Les premières critiques parues à la suite de la première de Die Walküre au Metropolitan Opera, vendredi, expriment des réserves quant à l'imposante machine de scène de Robert Lepage et du scénographe Carl Fillion qui doit se métamorphoser sous les yeux des spectateurs tout au long des quatre opéras du Ring de Richard Wagner.

Dans sa critique intitulée «Die Walküre, toujours obsédée par son gros jouet coûteux», le New York Times estime que ce deuxième chapitre du Ring illustre bien ce qu'il y a de captivant mais aussi d'exaspérant dans la manière Lepage. Le critique Anthony Tommasini apprécie le décor hivernal du début qui se transforme progressivement en une forêt où Siegmund est pourchassé par les hommes de Hunding, munis de lanternes. Mais il déplore qu'au début du deuxième acte, Wotan et Brünnhilde soient en déséquilibre sur les planches qui simulent un terrain rocailleux sur lequel la soprano Deborah Voigt a perdu pied.

Heureusement, ajoute-t-il, Lepage et sa distribution avaient décidé de jouer la carte de l'humour dans cette scène. Il note également les bruits provoqués par les déplacements des chanteurs sur les pales et affirme qu'aucune imagerie ne justifie le craquement de la mécanique et les expressions de nervosité sur les visages des chanteurs.

Les effets scéniques de cette production sont tantôt extraordinaires, tantôt maladroits et envahissants, estime Tommasini. Il reproche à Lepage sa décision, à la toute fin du spectacle, d'accrocher Brünnhilde à la structure scénique la tête en bas, ce qui l'a contraint à utiliser une doublure plutôt que la chanteuse Deborah Voigt: «Mais M. Lepage n'a pu s'empêcher d'étaler son jouet de 45 tonnes, même si cela signifiait qu'il devait renvoyer dans les coulisses Brünnhilde au moment le plus transcendant pour elle.»

«Du ridicule au sublime»

Mike Silverman, de l'agence Associated Press, félicite le metteur en scène québécois pour les correctifs qu'il a apportés à la suite de Das Rheingold, prologue du Ring créé en septembre dernier. Dans Das Rheingold, écrit-il, l'énormité de la structure de 24 planches amovibles contraignait les chanteurs à rester plantés à l'avant de la scène tandis que, cette fois, ils sont plus libres de leurs mouvements et ne s'en expriment que mieux. Il estime que la machine crée encore des effets éblouissants mais qui sont mieux intégrés à l'action.
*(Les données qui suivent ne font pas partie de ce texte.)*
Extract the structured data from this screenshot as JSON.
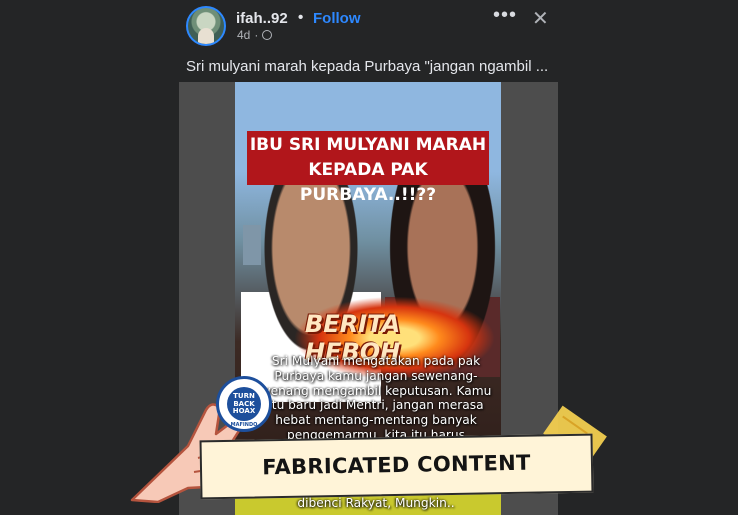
{
  "post": {
    "author": "ifah..92",
    "separator": "•",
    "follow_label": "Follow",
    "time_ago": "4d",
    "meta_dot": "·",
    "more_icon": "•••",
    "close_icon": "✕",
    "caption": "Sri mulyani marah kepada Purbaya \"jangan ngambil ..."
  },
  "media": {
    "headline_line1": "IBU SRI MULYANI MARAH",
    "headline_line2": "KEPADA PAK PURBAYA..!!??",
    "banner_text": "BERITA HEBOH",
    "body_text": "Sri Mulyani mengatakan pada pak Purbaya kamu jangan sewenang-wenang mengambil keputusan. Kamu itu baru jadi Mentri, jangan merasa hebat mentang-mentang banyak penggemarmu, kita itu harus dengarkan Saran-saran DPR dan Mentri lain Untuk",
    "bottom_text": "dibenci Rakyat, Mungkin..",
    "badge_text_1": "TURN",
    "badge_text_2": "BACK",
    "badge_text_3": "HOAX",
    "badge_org": "MAFINDO"
  },
  "fact_check": {
    "label": "FABRICATED CONTENT"
  },
  "colors": {
    "background": "#242526",
    "link": "#2d88ff",
    "headline_bg": "#b1161b",
    "label_bg": "#fff4d8",
    "tape": "#f2cd4f"
  }
}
OIivia Giovetti, de WQXR 105,9, radio classique de New York, trouve pour sa part que Die Walküre n'exploite pas encore le plein potentiel de la scénographie de Fillion. Les effets obtenus vont du ridicule (l'oeil géant sur lequel sont projetées des «images bizarres» pendant que Wotan récapitule l'histoire de Das Rheingold à Brünnhilde au deuxième acte) au sublime (les ombres discrètes qui illustrent le récit de Siegmund au premier acte et qui, estime-t-elle, rappellent le Rossignol de Stravinski monté par Lepage et présenté récemment à Brooklyn).

S'il y a une lacune dans Die Walküre, affirme Mme Giovetti, ce n'est pas tant sur le plan de la technologie que dans le manque d'humanité et de chaleur des personnages. Il est toutefois difficile de juger un Ring à mi-parcours, conclut-elle, ajoutant que le spectacle de Lepage n'est pas un succès, mais qu'il possède un dynamisme considérable.

Enfin, Gert Korentschnigle, du Kurier de Vienne, trouve que le «monstre» de Lepage a surtout un rôle décoratif et croit lui aussi qu'on ne fait qu'en entrevoir le potentiel. Il ajoute: «C'est comme un iPad dont on ne se servirait pas pour surfer sur le web, mais avec lequel on se contenterait de jouer au tennis de table.»